Sunday, October 17, 2010
Sitting In On the JCCC Jazz Series
Anyone who thinks that old folks can't move quickly should have seen how briskly dozens of senior citizens sprung to their feet at the conclusion of the Steve Rigazzi Trio's set last week at Johnson County Community College.
The trio was rewarded with a hearty standing ovation after performing an hour of solid melodic swing on October 12. Although I was a quarter-century younger than most of the 100 people in attendance, I had no trouble admiring the old-school playing of bassist Rigazzi, drummer Ray DeMarchi and pianist Paul Smith.

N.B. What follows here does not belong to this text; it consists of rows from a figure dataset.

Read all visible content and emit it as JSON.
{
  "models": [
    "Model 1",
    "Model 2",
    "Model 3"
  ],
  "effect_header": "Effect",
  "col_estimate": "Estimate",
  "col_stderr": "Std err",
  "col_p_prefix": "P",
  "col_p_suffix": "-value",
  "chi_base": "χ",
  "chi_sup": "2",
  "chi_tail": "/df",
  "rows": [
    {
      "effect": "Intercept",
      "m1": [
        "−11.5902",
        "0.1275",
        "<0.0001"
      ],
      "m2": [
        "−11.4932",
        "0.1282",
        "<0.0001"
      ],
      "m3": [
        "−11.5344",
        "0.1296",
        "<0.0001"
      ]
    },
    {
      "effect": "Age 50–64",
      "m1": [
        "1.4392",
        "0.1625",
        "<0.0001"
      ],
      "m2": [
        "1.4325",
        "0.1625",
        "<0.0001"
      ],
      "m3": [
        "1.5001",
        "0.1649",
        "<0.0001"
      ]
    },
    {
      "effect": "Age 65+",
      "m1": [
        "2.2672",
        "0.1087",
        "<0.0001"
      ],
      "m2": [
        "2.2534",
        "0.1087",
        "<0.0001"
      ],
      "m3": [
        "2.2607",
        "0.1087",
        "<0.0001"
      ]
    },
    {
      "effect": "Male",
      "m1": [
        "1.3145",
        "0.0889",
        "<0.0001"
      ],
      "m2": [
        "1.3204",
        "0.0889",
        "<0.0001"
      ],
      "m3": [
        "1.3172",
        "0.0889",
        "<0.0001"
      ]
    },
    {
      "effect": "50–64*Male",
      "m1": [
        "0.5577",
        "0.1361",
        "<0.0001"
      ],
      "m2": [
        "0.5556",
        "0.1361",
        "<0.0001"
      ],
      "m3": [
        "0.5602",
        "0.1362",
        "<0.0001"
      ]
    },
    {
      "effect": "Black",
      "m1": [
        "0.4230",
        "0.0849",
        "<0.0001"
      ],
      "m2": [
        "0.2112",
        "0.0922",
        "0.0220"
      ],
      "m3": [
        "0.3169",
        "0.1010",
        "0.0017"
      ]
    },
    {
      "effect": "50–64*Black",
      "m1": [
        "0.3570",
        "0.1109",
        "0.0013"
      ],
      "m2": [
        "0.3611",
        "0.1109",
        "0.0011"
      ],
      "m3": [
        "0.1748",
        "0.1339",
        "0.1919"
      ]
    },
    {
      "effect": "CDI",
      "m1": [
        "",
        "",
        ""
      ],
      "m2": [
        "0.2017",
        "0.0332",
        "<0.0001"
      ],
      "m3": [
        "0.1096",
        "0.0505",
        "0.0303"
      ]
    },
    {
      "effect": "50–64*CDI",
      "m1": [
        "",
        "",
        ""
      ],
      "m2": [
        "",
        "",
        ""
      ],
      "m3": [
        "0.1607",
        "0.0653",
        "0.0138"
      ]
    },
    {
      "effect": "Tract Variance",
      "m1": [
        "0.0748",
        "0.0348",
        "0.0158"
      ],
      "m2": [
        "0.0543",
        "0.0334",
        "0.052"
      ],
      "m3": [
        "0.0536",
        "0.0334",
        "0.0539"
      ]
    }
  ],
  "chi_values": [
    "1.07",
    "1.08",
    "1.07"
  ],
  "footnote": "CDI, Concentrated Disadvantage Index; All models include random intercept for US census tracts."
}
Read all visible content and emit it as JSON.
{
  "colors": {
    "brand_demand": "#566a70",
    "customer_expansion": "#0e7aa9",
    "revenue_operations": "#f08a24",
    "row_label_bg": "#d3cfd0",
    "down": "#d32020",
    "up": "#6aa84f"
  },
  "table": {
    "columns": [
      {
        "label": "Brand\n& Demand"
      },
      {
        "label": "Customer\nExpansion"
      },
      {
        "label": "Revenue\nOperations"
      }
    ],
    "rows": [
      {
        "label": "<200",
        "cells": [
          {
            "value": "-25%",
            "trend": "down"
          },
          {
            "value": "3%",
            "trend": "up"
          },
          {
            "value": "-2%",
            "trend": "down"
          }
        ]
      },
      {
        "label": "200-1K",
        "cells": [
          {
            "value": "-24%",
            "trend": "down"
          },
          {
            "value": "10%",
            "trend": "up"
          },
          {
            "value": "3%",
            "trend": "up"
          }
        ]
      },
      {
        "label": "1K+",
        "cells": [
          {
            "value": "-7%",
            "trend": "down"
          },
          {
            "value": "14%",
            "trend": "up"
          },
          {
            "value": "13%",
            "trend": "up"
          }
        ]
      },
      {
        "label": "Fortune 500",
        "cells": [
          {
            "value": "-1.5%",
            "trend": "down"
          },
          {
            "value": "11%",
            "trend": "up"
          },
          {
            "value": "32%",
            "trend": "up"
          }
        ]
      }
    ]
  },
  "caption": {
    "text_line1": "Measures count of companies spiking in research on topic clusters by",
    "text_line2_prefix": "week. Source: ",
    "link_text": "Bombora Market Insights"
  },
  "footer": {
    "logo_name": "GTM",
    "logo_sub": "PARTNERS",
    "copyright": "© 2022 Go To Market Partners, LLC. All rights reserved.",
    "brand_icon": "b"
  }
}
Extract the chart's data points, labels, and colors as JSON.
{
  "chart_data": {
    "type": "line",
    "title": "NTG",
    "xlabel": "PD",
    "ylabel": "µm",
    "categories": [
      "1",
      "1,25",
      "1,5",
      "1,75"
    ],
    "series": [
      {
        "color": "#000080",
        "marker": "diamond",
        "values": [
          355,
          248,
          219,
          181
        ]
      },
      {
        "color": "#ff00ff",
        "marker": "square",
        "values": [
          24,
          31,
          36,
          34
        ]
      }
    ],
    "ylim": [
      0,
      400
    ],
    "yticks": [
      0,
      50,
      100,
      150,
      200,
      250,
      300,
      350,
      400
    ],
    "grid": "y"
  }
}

While Smith's reassuring work was the clear audience favorite, DeMarchi's jittery accompaniment on an oddly upbeat rendition of "'Round Midnight" thrilled me. A nasty unaccompanied four-minute bass solo that evoked Charles Mingus may have unsettled some in the audience but it served to remind me that Rigazzi merits consideration alongside Bob Bowman and Gerald Spaits in any serious discussion of Kansas City's elite straight-ahead jazz bassists. Kim Sivils, Rigazzi's regular musical partner, replaced Smith for one number. Her lyrical touch offered fascinating contrast to Smith's more assertive playing.
The free noontime concert was part of the Ruel Joyce Series. I've been aware of the series for some time, but it took an appearance by Matt Otto's quartet on October 5 to first attract me to one of its events. The Otto-led combo of Gerald Dunn, Jeff Harshbarger and Mike Warren is one of the premier groups in the region, if not the world.
Their adventurous set didn't disappoint me, although the unflaggingly polite capacity audience didn't even consider offering them a standing ovation. Even so, I felt guilty about claiming a spot that would have otherwise gone to another jazz fan. I sense that the Ruel Joyce series represents the sole opportunity for many people to hear live jazz.
Besides, after witnessing both their passion and quick reflexes, I'm now reluctant to antagonize elderly jazz fans.